Credenciada pelo título continental, a Nigéria chegou à Coreia do Sul encabeçando a lista de favoritos. Antes mesmo da primeira partida, o treinador Yemi Tella fez questão de deixar claras as intenções da equipe. "Vamos conquistar o título", sentenciou. No torneio, a seleção se manteve concentrada no objetivo e mostrou confiança e poder ofensivo para deixar França, Japão, Haiti, Colômbia, Argentina e Alemanha pelo caminho.

O esquema montado por Tella em cima do incansável capitão Lukman Haruna no meio-campo provou ser eficiente. Ainda no setor, ele liberou os habilidosos Rabiu Ibrahim e King Osanga na criação e passou a responsabilidade de definir os jogos para Macauley Chrisantus.

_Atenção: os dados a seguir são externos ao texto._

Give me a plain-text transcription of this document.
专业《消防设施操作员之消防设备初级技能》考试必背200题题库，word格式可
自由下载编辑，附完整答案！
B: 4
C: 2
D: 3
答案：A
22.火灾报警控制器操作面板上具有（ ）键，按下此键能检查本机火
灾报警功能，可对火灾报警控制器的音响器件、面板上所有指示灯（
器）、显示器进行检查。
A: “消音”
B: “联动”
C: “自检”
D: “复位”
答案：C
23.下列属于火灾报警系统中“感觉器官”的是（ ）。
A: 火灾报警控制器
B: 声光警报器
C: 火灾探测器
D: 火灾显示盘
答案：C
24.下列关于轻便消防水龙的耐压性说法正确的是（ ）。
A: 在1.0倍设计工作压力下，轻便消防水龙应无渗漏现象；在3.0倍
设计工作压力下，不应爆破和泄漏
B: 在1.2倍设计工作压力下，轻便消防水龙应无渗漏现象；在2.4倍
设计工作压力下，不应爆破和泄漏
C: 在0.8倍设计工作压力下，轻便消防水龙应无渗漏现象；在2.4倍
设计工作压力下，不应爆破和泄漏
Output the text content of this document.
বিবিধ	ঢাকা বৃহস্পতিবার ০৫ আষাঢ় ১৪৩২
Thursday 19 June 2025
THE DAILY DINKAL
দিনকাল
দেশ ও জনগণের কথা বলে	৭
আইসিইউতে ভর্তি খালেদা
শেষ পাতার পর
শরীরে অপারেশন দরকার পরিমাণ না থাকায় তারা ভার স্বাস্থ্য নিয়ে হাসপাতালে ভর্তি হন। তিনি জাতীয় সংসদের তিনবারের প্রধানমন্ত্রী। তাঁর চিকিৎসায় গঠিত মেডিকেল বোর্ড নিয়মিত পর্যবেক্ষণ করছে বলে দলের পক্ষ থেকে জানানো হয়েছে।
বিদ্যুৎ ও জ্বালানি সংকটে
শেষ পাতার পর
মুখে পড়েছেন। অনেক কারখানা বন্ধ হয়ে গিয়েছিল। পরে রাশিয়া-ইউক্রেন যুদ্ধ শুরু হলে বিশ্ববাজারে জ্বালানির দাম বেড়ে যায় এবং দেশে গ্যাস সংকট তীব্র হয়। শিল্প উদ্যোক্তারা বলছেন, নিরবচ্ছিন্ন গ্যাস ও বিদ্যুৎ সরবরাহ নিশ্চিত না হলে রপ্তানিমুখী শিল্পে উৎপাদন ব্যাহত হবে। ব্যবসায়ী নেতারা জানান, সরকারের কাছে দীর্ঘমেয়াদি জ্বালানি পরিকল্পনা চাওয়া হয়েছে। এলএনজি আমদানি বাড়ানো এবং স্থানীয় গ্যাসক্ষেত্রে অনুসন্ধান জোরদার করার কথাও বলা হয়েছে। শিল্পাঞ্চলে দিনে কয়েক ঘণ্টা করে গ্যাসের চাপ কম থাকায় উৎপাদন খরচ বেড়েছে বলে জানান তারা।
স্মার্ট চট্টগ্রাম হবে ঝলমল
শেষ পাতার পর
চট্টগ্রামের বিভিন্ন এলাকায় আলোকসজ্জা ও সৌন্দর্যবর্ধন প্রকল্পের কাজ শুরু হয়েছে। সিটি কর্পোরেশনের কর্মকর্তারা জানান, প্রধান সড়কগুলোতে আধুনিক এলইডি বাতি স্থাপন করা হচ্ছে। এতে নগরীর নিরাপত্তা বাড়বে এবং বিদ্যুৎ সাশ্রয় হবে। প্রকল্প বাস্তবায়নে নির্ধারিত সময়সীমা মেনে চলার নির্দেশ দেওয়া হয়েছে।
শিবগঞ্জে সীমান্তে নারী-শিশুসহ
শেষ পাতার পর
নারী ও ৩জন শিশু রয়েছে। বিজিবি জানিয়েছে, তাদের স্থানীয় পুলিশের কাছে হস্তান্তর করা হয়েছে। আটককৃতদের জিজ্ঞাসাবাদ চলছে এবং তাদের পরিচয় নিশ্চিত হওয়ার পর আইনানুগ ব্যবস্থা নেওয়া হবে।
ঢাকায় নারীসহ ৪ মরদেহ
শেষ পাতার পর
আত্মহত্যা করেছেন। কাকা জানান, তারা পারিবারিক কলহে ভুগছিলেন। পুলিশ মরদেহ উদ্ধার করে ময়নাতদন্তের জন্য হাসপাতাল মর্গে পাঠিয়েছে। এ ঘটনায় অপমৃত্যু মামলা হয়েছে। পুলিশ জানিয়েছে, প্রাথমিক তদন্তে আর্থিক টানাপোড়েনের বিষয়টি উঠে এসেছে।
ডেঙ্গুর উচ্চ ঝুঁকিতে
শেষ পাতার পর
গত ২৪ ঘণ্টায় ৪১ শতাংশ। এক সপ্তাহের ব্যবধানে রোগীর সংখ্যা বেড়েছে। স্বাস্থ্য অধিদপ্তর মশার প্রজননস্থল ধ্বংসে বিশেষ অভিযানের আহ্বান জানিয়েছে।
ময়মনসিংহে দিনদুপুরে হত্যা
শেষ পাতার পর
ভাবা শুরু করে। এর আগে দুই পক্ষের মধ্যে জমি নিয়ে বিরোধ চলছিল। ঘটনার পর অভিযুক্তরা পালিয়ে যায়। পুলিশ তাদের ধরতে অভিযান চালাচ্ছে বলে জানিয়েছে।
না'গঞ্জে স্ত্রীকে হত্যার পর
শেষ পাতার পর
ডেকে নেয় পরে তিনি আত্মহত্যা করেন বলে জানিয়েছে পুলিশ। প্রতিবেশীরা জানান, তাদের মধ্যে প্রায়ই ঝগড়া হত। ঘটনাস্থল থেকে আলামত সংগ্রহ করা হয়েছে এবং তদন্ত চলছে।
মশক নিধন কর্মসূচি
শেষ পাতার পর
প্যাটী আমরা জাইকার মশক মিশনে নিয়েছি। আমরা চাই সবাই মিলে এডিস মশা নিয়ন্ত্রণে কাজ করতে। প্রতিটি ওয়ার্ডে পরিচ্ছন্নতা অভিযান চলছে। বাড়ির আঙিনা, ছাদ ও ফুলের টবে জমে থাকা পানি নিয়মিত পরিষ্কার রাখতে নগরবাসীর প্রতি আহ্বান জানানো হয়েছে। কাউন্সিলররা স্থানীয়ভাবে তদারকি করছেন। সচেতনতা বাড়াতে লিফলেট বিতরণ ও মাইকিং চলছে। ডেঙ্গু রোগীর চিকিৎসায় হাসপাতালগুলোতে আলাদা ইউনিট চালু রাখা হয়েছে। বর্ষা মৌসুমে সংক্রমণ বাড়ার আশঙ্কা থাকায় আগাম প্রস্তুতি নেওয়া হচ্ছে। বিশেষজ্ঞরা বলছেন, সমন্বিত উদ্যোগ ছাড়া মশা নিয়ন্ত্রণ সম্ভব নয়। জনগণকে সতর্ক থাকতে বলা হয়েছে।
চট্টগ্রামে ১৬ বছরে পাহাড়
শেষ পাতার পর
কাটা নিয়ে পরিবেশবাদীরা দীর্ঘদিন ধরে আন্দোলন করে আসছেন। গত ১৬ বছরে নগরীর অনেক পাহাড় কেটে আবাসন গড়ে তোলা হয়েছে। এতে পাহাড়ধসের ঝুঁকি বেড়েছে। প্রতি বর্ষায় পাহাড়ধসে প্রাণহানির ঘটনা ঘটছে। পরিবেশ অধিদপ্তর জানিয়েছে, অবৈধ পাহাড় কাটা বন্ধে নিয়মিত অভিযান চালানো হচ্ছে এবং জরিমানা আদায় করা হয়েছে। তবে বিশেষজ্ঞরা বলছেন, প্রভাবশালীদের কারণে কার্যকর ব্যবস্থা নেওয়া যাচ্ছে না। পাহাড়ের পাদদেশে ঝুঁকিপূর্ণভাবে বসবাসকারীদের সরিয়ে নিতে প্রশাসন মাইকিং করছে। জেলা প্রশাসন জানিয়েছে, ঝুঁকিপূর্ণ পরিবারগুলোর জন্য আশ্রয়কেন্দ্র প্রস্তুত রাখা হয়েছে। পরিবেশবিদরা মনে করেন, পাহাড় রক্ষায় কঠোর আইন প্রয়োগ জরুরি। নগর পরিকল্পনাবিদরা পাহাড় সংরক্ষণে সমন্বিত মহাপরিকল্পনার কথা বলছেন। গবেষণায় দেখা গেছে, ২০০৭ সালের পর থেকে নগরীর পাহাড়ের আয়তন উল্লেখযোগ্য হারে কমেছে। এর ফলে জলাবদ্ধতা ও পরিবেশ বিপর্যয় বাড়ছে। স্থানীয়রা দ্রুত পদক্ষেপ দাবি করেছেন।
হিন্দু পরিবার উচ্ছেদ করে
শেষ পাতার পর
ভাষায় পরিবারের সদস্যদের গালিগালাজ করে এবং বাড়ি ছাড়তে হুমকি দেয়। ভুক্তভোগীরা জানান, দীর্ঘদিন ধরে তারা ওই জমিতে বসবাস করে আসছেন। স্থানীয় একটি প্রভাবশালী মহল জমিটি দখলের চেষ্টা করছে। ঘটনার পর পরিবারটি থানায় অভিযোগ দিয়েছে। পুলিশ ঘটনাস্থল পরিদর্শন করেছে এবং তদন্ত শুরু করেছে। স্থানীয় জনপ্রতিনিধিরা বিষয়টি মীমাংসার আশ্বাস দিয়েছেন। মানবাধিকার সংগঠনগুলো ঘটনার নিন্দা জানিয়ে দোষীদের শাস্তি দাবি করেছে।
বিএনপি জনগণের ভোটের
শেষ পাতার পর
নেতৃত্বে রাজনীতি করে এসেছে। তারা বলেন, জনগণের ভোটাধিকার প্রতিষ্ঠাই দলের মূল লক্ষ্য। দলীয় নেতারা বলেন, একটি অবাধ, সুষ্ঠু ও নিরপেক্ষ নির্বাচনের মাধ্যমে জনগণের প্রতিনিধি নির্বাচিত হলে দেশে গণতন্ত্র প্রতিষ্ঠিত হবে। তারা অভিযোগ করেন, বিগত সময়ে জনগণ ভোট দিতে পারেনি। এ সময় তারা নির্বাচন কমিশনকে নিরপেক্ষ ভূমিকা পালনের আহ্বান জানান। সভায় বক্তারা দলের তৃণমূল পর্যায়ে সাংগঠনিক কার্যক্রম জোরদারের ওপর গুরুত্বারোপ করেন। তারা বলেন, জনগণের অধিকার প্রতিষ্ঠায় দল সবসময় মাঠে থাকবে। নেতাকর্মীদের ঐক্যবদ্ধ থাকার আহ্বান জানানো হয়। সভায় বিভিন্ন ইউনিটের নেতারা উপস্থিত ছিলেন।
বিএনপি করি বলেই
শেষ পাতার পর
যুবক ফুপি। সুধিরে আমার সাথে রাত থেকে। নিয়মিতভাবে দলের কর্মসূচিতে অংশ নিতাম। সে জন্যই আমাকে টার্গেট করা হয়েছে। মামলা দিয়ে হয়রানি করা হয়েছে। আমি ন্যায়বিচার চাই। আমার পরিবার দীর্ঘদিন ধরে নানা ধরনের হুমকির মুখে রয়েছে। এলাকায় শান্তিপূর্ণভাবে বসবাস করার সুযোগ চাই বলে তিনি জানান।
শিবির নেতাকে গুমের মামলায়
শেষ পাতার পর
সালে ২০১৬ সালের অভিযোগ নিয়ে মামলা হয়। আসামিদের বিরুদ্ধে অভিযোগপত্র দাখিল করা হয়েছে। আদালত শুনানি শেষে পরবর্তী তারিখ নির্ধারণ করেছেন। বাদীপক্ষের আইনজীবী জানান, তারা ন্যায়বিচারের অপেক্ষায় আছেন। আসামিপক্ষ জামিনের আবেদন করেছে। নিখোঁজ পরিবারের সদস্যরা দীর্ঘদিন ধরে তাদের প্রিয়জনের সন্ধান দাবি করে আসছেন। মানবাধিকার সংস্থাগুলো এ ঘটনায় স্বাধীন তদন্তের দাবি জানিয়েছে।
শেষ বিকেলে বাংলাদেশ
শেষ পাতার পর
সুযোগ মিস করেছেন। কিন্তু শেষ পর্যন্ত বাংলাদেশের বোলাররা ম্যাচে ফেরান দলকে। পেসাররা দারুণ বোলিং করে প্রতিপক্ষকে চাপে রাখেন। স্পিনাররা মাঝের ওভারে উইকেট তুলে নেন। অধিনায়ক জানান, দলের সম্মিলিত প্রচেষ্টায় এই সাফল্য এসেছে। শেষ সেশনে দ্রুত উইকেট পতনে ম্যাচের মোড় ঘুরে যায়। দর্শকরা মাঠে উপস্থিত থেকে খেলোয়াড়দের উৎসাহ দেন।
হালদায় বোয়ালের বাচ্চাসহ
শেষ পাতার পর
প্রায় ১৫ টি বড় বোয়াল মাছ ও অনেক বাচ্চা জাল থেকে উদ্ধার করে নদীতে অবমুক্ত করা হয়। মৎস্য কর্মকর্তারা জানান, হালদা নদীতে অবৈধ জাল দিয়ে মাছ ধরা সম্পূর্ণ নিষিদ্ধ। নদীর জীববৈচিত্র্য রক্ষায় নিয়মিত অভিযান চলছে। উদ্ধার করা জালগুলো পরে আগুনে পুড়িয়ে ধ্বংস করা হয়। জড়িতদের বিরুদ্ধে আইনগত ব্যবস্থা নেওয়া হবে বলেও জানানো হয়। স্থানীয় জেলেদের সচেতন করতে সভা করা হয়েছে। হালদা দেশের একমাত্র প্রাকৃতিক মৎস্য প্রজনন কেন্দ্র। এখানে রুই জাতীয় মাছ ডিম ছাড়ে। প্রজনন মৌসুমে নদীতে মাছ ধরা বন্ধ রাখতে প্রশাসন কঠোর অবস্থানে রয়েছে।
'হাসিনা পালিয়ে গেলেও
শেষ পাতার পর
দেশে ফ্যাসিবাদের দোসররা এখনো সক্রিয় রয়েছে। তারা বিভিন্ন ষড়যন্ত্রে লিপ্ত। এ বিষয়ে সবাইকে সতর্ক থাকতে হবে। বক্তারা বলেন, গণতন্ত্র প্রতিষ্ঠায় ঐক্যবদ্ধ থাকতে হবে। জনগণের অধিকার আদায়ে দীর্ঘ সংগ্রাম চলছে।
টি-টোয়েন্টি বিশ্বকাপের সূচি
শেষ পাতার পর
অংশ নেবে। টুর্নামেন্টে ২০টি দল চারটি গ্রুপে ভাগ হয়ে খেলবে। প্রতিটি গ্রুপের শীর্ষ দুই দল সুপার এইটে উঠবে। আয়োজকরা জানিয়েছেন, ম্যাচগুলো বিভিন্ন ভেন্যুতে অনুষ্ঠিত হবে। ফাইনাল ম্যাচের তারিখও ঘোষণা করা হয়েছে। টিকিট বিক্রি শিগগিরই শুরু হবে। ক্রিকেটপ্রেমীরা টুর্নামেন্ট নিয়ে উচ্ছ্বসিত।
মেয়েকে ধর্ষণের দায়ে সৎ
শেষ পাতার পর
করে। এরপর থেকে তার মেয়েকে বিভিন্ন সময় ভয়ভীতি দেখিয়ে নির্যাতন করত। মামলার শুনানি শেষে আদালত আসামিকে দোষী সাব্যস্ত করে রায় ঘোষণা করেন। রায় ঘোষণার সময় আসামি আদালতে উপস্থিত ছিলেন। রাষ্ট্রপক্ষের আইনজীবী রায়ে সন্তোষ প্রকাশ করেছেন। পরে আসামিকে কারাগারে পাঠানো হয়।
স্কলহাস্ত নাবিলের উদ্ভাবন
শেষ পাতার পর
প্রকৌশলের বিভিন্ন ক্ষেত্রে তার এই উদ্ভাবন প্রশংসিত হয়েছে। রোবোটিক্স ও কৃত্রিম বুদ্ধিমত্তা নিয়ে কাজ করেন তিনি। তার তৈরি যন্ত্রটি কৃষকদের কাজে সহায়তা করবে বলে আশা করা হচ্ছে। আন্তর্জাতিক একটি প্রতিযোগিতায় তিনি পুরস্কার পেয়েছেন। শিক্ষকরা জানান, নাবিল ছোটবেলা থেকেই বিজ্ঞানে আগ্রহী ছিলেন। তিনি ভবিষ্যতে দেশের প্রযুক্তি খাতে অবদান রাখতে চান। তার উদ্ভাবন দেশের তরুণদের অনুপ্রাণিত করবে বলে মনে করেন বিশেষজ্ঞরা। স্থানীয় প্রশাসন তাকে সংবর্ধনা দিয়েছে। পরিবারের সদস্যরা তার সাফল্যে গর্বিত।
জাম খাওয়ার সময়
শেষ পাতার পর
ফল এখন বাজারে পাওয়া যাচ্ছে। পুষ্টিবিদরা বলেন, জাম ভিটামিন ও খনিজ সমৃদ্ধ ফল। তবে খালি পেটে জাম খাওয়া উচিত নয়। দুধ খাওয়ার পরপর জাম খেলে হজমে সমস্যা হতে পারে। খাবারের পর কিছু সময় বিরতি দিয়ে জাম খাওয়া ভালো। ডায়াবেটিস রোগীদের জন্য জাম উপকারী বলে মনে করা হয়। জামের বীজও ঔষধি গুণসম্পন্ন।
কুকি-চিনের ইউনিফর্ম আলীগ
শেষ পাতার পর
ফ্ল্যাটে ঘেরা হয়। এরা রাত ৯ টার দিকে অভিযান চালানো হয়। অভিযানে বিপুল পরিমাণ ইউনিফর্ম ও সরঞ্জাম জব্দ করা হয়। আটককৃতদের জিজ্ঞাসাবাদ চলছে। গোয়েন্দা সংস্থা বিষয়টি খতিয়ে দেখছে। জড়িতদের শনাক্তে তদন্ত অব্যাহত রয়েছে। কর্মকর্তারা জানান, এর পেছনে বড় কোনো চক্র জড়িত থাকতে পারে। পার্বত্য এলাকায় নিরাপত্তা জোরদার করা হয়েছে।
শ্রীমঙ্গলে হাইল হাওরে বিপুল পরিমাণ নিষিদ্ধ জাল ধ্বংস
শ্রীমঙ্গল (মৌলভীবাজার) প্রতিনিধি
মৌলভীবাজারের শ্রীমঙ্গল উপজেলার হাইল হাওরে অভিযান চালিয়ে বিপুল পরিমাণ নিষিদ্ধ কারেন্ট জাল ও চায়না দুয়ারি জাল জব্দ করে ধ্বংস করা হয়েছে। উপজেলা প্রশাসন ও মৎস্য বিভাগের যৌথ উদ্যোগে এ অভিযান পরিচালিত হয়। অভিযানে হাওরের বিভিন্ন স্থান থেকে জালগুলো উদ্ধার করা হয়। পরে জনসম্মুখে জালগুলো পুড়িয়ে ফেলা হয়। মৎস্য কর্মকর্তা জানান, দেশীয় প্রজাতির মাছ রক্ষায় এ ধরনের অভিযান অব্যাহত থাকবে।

O implacável atacante não decepcionou e terminou a competição com sete gols.

O ataque nigeriano só não funcionou na final contra a Espanha. Em compensação, a defesa esteve segura e impediu que os rivais chegassem ao gol com perigo. O empate em 0 a 0 persistiu durante 120 minutos e a decisão foi para os pênaltis. Neles, quem brilhou foi o goleiro Oladele Ajiboye, que defendeu as cobranças de Fran Mérida e Iago e compensou a falha de Asier Illaramendi. Por outro lado, Matthew Edile, Daniel Joshua e Ganiyu Oseni converteram seus chutes e fizeram a festa da Nigéria. Com a terceira taça mundial nas mãos, o país igualou o Brasil como maior vencedor da categoria.

Após duas derrotas em finais, a Espanha entrou disposta a quebrar a escrita, mas acabou sentindo o peso da ausência do atacante Bojan na decisão. Destaque dos campeões europeus no torneio, o jogador formado nas categorias de base do Barcelona foi expulso na semifinal contra Gana e se tornou um desfalque decisivo para a seleção liderada pelo técnico Juan Santisteban. A agilidade, habilidade e experiência de Bojan fizeram falta aos companheiros de ataque, que não conseguiram encontrar soluções para furar o bloco defensivo nigeriano. O resultado foi mais uma dolorosa derrota e a volta para casa com a medalha de prata, mesma situação vivida na Itália 1991 e na Finlândia 2003.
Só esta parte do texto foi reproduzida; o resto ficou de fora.